Festival do Rio 2011: Um método perigoso


A dangerous method, de David Cronenberg. Com Michael Fassbender, Keira Knightley e Viggo Mortensen
 

Mesmo com boas atuações, Um método perigoso não consegue ser mais que um filme correto. Pouco, muito pouco se levarmos em consideração de que a obra conta com a assinatura de David Cronenberg: o resultado fica bem abaixo do esperado. Atualmente em uma fase mais conservadora, o canadense continua explorando a questão da identidade humana, assunto recorrente em sua filmografia. O tema agora são os primórdios da psicanálise e a visão da sociedade sobre a sexualidade humana no início do século passado. Mas faltou paixão no debate e mais da personalidade do diretor na hora de contar essa história.

Carl Jung (Michael Fassbender) coloca em prática pela primeira vez os ensinamentos de seu mestre, Sigmund Freud (Viggo Mortensen), ao conhecer a jovem Sabina Spielrein (Keira Knightley). A "cura pela fala" é o método escolhido para livrá-la das frequentes crises nervosas que a acometiam. Ao mesmo tempo em que terapeuta e paciente desenvolvem uma forte relação afetiva e intelectual, Jung se aproxima de Freud. Mas logo as afinidades vão se tornando divergências. Primeiro, porque o pupilo oferece uma certa resistência à ideia de que todos os males da mente humana têm origem sexual. Além disso, o austríaco negava qualquer teoria que não fosse puramente científica e racional, considerando todo o resto crendices que deveriam ser desacreditadas.

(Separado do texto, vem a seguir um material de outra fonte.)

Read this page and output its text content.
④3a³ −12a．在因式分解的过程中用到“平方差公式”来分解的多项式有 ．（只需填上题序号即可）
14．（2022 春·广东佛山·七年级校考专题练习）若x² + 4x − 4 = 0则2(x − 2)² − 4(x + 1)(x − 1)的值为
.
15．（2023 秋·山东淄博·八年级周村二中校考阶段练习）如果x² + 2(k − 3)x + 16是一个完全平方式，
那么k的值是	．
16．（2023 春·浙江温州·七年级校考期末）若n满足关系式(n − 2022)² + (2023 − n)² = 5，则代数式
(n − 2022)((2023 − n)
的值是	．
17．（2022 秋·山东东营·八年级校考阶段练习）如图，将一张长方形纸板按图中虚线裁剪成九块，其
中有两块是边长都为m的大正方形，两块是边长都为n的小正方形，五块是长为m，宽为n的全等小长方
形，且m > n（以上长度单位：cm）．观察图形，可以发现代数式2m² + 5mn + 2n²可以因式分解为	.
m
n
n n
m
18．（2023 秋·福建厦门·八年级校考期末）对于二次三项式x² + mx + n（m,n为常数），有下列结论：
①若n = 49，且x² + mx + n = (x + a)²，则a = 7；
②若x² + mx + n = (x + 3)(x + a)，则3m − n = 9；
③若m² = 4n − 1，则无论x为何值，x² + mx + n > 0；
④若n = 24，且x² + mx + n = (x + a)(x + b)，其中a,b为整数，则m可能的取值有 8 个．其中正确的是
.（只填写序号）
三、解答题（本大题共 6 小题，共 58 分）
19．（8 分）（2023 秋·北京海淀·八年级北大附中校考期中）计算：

Toda essa discussão, no entanto, é tão interessante no filme quanto um simpósio de psicanálise. Os protagonistas masculinos carecem de nuances que os afastem da simples caricatura, e o texto não ajuda muito nesse quesito. É nítida a influência da origem teatral no roteiro (baseado na peça "The talking cure", de Christopher Hampton), com longos diálogos e poucas ações que humanizem esses personagens. Jung, por exemplo, é construído como um teórico sem muita convicção e facilmente influenciável. Quando ele esboça assimilar todas as informações em um conceito, digamos, próprio, a discussão se encerra rapidamente. Isso tudo sem falar do mau uso de falas ligeiramente cômicas ao longo da projeção, como na deslocada cena em que o suíço vai almoçar pela primeira vez na casa de Freud, em Viena. Simples isca para risos fáceis, sem nenhuma importância dramática. Já nas piadas freudianas, o propósito parece ser ridicularizar os princípios psicanalíticos mesmo.

Junto com as belas locações e uma cuidadosa direção de arte, os atores são mesmo os grandes acertos do filme. Michael Fassbender, que ganhou projeção ao viver Magneto em X-Men: Primeira classe, se sai muito bem mais uma vez e mostra que é um nome que está se firmando. Provavelmente deve abocanhar vários personagens excelentes daqui pra frente. Apesar de resvalar na caricatura, até por conta da diferença de idade com seu personagem, Viggo Mortensen, em sua terceira parceria com Cronenberg (Senhores do crime e Marcas da violência) também convence. Já Vincent Cassel, mesmo numa pequena participação de luxo como Otto Gross, diverte. O que não dá para entender é a escolha de Keira Knigthley para um papel tão complexo. Seu tipo esguio e seu sotaque podem cair como uma luva em damas de época, mas basta exigir um pouco mais de técnica e emoção que sua fragilidade fica aparente. Uma pena, já que Sabina é o centro de todas as ações importantes do filme. 

Que o próximo trabalho de Cronenberg venha com mais ousadia.